The youth wing of AfD, Junge Alternative für Deutschland, with 16 regional associations in each German state and some 2,000 members, pushes a more radical version of the same hateful ideologies as AfD and has connections with extremists in other countries, including the True Finns and UK Independence Party (UKIP). While smaller, the political party, DIE RECHTE, with neo-Nazi, white nationalist, and anti-immigrant ideology also has international connections with neo-Nazi Active Clubs and other European neo-Nazi groups.
Germans are increasingly aware of the threat the far right poses. Seventy-nine percent of those polled in 2023 by the German Center for Integration and Migration Research, a state-backed think tank, said German democracy was in more danger now than it had been five years ago. The government seems to be increasing its efforts, particularly against far-right extremist groups with a history of violence, banning groups like the neo-Nazi Hammerskin Deutschland, Gruppe Freital, and others.
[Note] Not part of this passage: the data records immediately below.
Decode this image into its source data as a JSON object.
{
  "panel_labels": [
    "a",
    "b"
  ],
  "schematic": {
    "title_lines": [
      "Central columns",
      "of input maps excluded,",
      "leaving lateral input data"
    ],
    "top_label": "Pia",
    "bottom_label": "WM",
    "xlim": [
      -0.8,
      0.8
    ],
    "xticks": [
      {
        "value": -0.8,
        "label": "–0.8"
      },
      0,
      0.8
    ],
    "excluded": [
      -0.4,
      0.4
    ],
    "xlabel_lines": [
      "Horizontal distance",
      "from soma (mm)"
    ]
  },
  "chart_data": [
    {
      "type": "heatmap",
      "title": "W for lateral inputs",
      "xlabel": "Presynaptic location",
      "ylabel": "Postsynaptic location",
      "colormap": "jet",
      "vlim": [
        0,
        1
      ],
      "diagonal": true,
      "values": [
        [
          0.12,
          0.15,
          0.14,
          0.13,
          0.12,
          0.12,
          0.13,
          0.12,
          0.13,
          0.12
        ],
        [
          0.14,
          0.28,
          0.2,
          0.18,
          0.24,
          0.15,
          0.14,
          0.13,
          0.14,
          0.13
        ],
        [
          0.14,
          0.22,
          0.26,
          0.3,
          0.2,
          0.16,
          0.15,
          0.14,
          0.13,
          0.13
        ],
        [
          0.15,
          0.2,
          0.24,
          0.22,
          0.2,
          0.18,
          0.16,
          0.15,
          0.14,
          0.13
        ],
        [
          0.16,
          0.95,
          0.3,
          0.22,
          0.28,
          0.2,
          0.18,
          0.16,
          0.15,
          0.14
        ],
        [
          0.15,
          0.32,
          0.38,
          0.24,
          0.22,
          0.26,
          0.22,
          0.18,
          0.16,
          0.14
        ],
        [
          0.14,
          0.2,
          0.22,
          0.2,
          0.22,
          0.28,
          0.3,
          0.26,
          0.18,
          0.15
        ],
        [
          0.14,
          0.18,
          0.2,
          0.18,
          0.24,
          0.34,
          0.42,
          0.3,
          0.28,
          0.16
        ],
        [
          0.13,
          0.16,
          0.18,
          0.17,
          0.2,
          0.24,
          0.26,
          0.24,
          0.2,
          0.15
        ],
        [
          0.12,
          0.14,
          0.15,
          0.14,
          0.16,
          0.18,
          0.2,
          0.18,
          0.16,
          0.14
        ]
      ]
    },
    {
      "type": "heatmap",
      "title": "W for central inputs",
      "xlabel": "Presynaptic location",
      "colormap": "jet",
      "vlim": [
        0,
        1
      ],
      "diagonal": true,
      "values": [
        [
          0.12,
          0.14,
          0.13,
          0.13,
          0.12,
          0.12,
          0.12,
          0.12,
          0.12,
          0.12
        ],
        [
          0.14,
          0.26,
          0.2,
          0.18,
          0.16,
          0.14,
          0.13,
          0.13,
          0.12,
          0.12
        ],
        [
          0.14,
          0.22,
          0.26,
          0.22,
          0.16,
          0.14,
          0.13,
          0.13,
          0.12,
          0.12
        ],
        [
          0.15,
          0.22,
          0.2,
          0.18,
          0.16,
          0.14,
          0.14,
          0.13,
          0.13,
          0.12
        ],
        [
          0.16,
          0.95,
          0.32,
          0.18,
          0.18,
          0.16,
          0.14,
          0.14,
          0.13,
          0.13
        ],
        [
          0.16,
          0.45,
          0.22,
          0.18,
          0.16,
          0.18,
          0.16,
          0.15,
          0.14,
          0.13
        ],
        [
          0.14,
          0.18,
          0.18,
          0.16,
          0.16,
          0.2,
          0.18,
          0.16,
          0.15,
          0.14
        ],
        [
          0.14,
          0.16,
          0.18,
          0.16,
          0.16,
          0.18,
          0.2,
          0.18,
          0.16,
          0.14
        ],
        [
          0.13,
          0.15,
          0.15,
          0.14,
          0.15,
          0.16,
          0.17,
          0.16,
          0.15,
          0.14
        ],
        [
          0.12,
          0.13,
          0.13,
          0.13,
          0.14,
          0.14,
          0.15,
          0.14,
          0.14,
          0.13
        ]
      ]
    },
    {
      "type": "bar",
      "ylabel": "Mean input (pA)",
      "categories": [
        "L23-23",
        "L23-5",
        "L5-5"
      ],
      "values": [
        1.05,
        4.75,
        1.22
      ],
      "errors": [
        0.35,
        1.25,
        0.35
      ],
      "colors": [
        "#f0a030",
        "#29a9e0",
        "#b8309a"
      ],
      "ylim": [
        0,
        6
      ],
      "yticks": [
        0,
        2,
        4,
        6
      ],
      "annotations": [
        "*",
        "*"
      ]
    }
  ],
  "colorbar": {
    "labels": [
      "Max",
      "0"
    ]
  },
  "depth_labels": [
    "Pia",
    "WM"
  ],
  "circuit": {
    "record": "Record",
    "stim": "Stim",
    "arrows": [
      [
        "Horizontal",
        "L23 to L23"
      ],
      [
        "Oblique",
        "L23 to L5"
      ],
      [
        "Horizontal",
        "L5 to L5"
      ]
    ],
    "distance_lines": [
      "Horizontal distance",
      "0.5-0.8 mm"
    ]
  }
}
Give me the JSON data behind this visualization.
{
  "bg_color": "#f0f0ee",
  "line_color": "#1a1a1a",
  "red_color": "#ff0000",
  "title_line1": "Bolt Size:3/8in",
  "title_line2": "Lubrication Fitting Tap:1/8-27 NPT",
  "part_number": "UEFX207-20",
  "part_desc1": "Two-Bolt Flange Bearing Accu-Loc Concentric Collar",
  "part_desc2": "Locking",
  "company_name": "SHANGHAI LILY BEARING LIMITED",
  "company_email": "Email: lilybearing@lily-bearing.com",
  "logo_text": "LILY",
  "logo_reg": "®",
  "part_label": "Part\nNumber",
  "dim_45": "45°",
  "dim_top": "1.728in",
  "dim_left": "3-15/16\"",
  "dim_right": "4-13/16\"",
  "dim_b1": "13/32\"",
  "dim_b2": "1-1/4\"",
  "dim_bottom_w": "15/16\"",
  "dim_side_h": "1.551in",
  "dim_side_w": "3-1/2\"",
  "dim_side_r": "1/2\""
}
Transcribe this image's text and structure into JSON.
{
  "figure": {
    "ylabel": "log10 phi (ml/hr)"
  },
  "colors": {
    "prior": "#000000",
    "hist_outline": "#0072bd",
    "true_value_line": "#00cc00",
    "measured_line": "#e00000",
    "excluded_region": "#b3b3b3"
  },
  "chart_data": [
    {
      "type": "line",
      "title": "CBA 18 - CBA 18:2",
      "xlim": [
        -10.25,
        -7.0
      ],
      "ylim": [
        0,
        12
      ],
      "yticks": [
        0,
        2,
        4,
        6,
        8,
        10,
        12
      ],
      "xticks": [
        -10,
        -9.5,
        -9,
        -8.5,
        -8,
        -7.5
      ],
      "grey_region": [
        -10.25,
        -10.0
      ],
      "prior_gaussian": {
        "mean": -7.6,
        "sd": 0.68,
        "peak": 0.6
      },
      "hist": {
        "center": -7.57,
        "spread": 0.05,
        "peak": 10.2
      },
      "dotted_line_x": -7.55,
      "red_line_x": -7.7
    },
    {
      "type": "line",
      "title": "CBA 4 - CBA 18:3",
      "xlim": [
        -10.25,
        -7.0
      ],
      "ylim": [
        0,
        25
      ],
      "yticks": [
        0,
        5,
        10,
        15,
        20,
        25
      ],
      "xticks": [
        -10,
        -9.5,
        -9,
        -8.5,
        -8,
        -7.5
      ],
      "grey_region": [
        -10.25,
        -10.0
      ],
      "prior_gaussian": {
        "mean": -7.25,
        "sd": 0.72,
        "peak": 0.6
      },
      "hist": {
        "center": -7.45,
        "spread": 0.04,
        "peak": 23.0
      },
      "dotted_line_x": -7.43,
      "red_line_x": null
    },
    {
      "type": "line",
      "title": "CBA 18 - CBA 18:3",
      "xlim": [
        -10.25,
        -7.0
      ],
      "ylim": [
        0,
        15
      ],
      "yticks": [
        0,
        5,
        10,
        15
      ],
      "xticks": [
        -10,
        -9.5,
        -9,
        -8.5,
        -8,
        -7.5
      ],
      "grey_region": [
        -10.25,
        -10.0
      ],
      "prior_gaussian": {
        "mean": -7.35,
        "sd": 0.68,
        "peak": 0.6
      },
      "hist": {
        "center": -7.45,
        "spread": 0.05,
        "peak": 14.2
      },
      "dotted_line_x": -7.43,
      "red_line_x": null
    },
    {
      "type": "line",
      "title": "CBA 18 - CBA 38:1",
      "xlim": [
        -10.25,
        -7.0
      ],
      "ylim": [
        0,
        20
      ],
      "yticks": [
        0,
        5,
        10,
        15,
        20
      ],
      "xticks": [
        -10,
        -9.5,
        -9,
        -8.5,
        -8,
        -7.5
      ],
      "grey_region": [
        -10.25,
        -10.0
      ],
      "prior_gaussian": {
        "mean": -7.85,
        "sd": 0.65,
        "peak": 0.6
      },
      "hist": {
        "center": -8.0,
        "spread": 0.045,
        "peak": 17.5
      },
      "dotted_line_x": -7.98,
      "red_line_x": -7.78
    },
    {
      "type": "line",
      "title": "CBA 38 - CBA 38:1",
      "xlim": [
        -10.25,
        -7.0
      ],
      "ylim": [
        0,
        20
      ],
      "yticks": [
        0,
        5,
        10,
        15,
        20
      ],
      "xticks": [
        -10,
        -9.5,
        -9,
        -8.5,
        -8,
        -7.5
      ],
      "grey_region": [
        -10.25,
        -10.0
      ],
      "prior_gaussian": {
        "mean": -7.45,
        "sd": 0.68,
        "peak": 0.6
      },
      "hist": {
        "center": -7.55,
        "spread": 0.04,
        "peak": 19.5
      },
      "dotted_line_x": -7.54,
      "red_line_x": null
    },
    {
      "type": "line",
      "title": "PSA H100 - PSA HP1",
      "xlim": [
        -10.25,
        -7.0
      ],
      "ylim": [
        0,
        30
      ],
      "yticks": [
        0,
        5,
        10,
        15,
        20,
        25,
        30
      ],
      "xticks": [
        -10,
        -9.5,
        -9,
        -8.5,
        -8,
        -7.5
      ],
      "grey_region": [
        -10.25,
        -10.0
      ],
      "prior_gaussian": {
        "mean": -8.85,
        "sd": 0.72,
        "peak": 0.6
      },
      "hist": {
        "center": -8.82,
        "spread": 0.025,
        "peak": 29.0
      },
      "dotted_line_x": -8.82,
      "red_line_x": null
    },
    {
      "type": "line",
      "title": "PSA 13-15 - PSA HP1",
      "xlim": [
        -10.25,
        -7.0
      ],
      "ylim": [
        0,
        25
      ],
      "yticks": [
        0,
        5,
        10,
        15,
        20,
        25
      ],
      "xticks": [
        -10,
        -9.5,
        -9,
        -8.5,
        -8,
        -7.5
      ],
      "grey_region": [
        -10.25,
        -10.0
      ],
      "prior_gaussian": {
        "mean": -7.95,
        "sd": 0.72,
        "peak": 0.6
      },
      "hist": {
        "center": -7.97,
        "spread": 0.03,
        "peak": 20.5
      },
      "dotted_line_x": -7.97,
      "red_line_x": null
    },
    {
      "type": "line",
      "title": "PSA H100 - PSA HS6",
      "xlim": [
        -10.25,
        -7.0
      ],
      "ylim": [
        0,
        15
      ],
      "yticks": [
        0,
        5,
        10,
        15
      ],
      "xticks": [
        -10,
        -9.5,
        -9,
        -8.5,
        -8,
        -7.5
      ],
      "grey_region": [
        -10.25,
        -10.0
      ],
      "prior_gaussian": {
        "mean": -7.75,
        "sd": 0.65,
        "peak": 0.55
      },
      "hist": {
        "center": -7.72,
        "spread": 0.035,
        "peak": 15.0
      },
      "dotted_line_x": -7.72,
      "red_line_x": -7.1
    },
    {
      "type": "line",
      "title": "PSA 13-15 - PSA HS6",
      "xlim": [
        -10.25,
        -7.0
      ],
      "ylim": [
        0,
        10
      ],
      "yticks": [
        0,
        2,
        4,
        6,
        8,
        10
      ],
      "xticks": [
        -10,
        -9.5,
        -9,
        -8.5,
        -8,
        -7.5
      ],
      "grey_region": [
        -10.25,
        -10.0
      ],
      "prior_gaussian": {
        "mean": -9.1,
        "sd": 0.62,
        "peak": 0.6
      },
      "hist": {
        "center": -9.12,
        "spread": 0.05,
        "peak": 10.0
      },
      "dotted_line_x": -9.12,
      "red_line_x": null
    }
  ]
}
“Even as Germany makes moves to ban far-right hate groups, AfD is increasingly popular, which is a major concern,” said Heidi Beirich, GPAHE co-founder and chief strategy officer. “This worrying trend of the mainstreaming of far-right ideologies is something common to many parts of Europe and the US. It’s critical that people, locally and globally, understand the far-right extremist landscape, how it operates, and how the dots are connected within countries and transnationally in order to counter the threats from these movements in terms of violence and anti-democratic mobilization.”
GPAHE note: Every far-right extremist group in Germany may not have surfaced in our research. GPAHE welcomes information on other groups that could meet our criteria.